Bizde ‘otorite’ ile ‘iktidar’ arasındaki ayrımın kendisini en bariz hissettirdiği alanlardan birisi, “cemevlerinin statüsü” ile ilgili tartışmalar. Diyelim ki bir ‘iktidar’, cemevlerine ‘ibadethane’ statüsü verdi, ama böyle bir karar için ‘otorite’yi nereden alacak? Meclis’ten mi? Dolayısıyla, cemevlerinin (‘devlet’ten değil) ‘kamu kaynakları’ndan da istifade edebileceği bir ‘statü’ye kavuşamaması, aslında CHP’nin “kurucu parti” iddiasından vazgeçememesinde, kendi tarihlerinde yapılan bir yasaklamayla yüzleşmek istememesinde ve “eşit haklar”dan gerçekten yararlanamayan Alevilerin rıza gösterebilecekleri adımların sadece ‘iktidar’dan beklenmesinde, ikna edilmesi gereken kesimin ise Alevi olmayanlar olması beklentisinde yatıyor. (Aynı şeyi, Etyen Mahçupyan da yapıyor: Meclis’te ‘cemevi’ açılması talebinin, “dindarlığın sosyoloji”sinden kalkarak, Meclis Başkanlığı tarafından niye uygun bulunmadığını soruyor.
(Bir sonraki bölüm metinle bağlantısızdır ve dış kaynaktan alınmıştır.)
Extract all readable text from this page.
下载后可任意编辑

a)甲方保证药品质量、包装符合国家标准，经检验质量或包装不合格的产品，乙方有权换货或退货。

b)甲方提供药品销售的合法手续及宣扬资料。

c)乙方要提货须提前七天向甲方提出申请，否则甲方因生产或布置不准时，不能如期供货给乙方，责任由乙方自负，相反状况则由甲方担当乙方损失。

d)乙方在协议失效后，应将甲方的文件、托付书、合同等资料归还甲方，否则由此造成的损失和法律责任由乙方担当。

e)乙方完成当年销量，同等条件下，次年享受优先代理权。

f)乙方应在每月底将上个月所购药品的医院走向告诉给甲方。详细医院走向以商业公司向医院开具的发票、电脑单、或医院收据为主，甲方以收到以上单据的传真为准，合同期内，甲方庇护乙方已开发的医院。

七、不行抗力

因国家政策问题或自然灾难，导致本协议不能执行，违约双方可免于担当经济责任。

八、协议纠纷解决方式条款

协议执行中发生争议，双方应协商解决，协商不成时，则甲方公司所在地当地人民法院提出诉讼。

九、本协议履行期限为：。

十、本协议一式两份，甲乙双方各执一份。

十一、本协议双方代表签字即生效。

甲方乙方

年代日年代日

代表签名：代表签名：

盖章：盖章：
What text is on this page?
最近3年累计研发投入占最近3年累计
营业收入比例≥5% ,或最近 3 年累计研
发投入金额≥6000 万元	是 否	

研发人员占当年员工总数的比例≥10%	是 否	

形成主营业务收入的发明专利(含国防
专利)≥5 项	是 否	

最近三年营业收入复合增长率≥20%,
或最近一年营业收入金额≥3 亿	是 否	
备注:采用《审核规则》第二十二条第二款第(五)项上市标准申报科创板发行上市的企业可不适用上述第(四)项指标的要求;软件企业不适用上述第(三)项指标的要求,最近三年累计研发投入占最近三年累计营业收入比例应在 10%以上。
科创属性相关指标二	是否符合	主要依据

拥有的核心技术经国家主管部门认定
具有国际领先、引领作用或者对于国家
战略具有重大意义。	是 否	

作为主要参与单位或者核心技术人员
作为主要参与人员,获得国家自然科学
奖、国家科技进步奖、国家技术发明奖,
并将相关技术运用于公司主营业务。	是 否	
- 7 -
Doğrusu, bu talep karşısında Meclis’in cevabı, tamamıyla, anlamsız; bu konudaki kararın ‘otorite’sini Diyanet’in üzerine atmış; ancak dindarlığın “toplumsal dinamik içinde her gün inşa edilen” bir şey olduğunu iddia etmek ne anlama geliyor?

‘İktidar’ın ‘değerler’ icadı...

Ayrıca, Mahçupyan, Alevilerin genelinin ‘dergah’ diye isimlendirdiği ‘cemevleri’nin, tarihsellik içinde, “camilerin Sünnileşmesi”ne tepki olarak doğduğunu öne sürüyor ki bu Alevilerin de kolaylıkla itiraz edebilecekleri bir iddia. Dolayısıyla ‘cemevleri’ne ‘ibadethane’ statüsü verilmemesi için geriye kala kala ‘hazımsızlık’ kalıyor Mahçupyan’a göre. Doğrusu, doğal: Diyanet’in Cumhuriyet’in başından beri problemli bir doğası oldu, ama insanların ‘dindar’lığına Ali Bulaç gibi “Diyanet muhafazakarlığı” derseniz, ‘dindar’lığı da o algı çerçevesine hapsedersiniz.) Kısacası, ‘otorite’, ne kadar öyle görünse de, öncelikle ‘siyasi’ ya da “siyaset bilimi”nin kendi başına tanımlayabileceği bir kavram değil, nihayette felsefi (ve elbette ‘teolojik’) bir kavram. Kavramın bu özellikleri ve oluşturduğu devasa bir tarih unutularak yapılacak her ‘siyasi’ mülahaza, kendi kendisini yapısöküme uğratır (Mümtaz’er Türköne’nin cümleleriyle, “otorite, meşru iktidardır” ya da “[o]toriterleşme, ancak rızaya dayanırsa sürdürülebilir” gibi kendi kendisini söken cümleler edebilirsiniz mesela) ve aslında şematik kalır; ‘iktidar’ ile ‘otorite’nin arasındaki ayrım silikleşir. ‘İktidar’a, İhsan Dağı’nın iddia ettiği gibi, “kurucu bir akıl” bağışlarsınız mesela. O zaman ‘iktidar’ın her adımında ve her retoriğinde bir ‘otorite’ keşfedeceğiniz gibi kendinizi de, toplumunuzu da ‘değersiz’leştirirsiniz. (‘İktidar’ın, ‘değerler’ icat edebileceğini, bu ‘değerler’le “yeni bir toplum” inşa edilebileceğini ve ‘değerler’in, her ‘iktidar’ın “içini serbestçe dolduracağı ‘siyasal enstrüman’ olabileceğini zanneden İhsan Dağı’yı, umarım, yanlış yorumluyorumdur. Tabii buradaki kurgusunun tersinden okunmasının, yani ‘değerler’in topluma ‘dışarıdan’ verilebileceğini ima eden bu düşüncesinin, ne kadar ‘otoriter’ bir tını içerdiğini düşünürken de, umarım, öyledir.)

Sahi, şu büyük soru, “halk yöneticiyse, yönetilecek kim?” sorusu, nasıl cevaplanmalı?